Éditorial
Archives du corps contemporain

Les lieux de manifestation du corps sont pluriels, et pour ainsi dire inépuisables. Tout espace où notre regard peut frayer un chemin est, d'une manière ou d'une autre, distribué par des corps, pour des corps, ne serait-ce que le nôtre, qui doit y trouver une place pour que nos yeux puissent se poser sur les formes qui s'y trouvent.

Il est beaucoup question de films dans ces pages, ce qui s'explique avec une certaine évidence. Le cinéma ne sait pas faire autre chose que filmer des corps. Sous le titre de la pellicule, qui a longtemps été son support de matérialisation, et qui continue, n'en déplaise à l'industrie, de déterminer certaines de ses possibilités fondamentales, le film est également une enveloppe, une peau pour un corps mouvant dont les images dessinent le déploiement. Le cinéma et l'art vidéo recueillent les traces laissées par les corps dans un monde où la caméra elle-même doit se glisser et se mouvoir pour produire ses images. 

L'image en mouvement trouve aujourd'hui des chemins singuliers plus en plus aisés à mobiliser, y compris dans le champ de la création, pour constituer quelque chose comme des archives du corps contemporain, ce qui est l'un des motifs de notre revue. L'expression peut sembler étrange, et à première vue contradictoire. Mais il ne faut pas oublier que l'arche en grec, avant de signifier le lointain principe d'une chose ou d'une être, désigne son commencement, le moment où elle aura balbutié ses premiers mots. Archiver une chose n'est pas nécessairement l'envoyer dans les espaces figés de la documentation. Cela implique au contraire un préalable, qui est de prêter son attention à ce qu'il y a de vivant en elle, de naissant, d'émergent. Il faut commencer par comprendre en quoi avec elle quelque chose commence. 

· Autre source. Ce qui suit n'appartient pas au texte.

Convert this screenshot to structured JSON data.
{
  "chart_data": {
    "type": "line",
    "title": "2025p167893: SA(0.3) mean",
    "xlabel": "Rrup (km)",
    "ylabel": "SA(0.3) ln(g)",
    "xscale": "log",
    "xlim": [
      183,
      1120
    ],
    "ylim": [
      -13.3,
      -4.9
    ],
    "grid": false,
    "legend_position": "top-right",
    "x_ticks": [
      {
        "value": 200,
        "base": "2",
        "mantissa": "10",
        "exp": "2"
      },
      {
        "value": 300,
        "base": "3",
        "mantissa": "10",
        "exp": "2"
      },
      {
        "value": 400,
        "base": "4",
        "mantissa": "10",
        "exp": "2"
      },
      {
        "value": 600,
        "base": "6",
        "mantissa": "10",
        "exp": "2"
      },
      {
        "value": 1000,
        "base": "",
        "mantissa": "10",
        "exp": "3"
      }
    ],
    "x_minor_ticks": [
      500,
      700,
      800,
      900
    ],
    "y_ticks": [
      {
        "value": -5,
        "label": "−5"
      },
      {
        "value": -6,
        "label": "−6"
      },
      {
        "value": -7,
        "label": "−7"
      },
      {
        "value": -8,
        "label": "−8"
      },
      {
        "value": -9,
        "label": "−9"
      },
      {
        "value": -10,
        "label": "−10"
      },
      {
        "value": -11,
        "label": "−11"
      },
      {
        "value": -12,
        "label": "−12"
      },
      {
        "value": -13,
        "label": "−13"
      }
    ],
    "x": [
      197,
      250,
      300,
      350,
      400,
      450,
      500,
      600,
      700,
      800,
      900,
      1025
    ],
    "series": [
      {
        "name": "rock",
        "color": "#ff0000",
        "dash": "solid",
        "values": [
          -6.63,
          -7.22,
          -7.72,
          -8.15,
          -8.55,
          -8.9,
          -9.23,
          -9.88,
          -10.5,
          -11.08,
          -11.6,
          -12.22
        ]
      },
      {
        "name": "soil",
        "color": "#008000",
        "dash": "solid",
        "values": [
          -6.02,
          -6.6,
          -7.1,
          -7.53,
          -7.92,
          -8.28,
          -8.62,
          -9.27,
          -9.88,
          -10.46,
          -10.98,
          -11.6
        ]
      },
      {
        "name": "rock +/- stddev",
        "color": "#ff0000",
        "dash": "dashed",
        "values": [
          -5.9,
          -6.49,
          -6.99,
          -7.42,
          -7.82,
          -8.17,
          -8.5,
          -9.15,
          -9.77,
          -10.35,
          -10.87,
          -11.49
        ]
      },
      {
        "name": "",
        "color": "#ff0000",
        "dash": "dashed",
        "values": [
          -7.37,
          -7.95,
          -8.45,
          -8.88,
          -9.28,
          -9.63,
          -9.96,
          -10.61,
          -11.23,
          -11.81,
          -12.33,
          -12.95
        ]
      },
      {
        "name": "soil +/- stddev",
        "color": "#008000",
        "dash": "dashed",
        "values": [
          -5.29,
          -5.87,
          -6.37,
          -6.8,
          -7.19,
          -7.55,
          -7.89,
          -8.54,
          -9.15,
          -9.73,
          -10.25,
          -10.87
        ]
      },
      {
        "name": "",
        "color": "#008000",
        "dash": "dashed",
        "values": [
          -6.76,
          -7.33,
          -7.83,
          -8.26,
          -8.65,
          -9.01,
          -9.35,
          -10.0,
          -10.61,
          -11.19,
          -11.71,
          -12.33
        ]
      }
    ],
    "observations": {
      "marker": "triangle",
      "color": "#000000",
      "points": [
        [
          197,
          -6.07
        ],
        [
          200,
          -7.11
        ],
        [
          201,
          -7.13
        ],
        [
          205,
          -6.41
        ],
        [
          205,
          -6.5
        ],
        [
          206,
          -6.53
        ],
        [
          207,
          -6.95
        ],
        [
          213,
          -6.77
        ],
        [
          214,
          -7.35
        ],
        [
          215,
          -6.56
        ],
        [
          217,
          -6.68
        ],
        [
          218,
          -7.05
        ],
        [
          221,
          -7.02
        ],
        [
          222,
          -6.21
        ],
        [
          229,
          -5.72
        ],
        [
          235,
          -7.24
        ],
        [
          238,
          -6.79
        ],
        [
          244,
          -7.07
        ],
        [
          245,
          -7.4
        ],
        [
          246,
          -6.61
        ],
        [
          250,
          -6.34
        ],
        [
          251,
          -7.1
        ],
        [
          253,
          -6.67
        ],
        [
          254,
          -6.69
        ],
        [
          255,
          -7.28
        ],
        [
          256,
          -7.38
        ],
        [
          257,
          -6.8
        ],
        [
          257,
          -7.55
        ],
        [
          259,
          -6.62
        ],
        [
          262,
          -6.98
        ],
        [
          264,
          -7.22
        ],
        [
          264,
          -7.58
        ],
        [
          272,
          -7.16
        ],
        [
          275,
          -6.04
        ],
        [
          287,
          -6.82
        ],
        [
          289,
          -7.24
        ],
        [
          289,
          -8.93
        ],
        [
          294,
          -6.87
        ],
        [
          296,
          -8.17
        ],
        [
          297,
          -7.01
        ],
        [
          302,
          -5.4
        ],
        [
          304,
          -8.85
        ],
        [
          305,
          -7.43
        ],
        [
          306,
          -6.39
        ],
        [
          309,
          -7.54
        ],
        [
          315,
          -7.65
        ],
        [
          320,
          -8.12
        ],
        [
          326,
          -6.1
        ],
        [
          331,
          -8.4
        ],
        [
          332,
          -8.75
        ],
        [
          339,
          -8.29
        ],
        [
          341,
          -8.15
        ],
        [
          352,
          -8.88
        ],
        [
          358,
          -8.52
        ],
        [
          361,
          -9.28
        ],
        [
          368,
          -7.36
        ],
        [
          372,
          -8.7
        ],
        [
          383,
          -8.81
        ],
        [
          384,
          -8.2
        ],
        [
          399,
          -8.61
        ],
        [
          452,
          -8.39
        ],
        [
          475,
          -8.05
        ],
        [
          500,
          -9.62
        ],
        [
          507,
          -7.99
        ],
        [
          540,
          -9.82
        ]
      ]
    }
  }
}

C'est la raison pour laquelle l'espace de la scène est important dans notre démarche éditoriale. Les gestes y sont donnés une fois pour toutes, et pour saisir quelque chose des traces qu'ils laissent dans le monde et des images qu'ils y dessinent, il faut leur être présent, venir à la rencontre de leur temporalité, avant même de savoir s'ils peuvent faire époque. Et qu'importe, faut-il ajouter, leur potentielle pérennité, il faut et il suffit qu'ils nous aient touchés pour que nous soyons en mesure — et en nécessité — de documenter l'éclat qu'ils auront produit en nous traversant.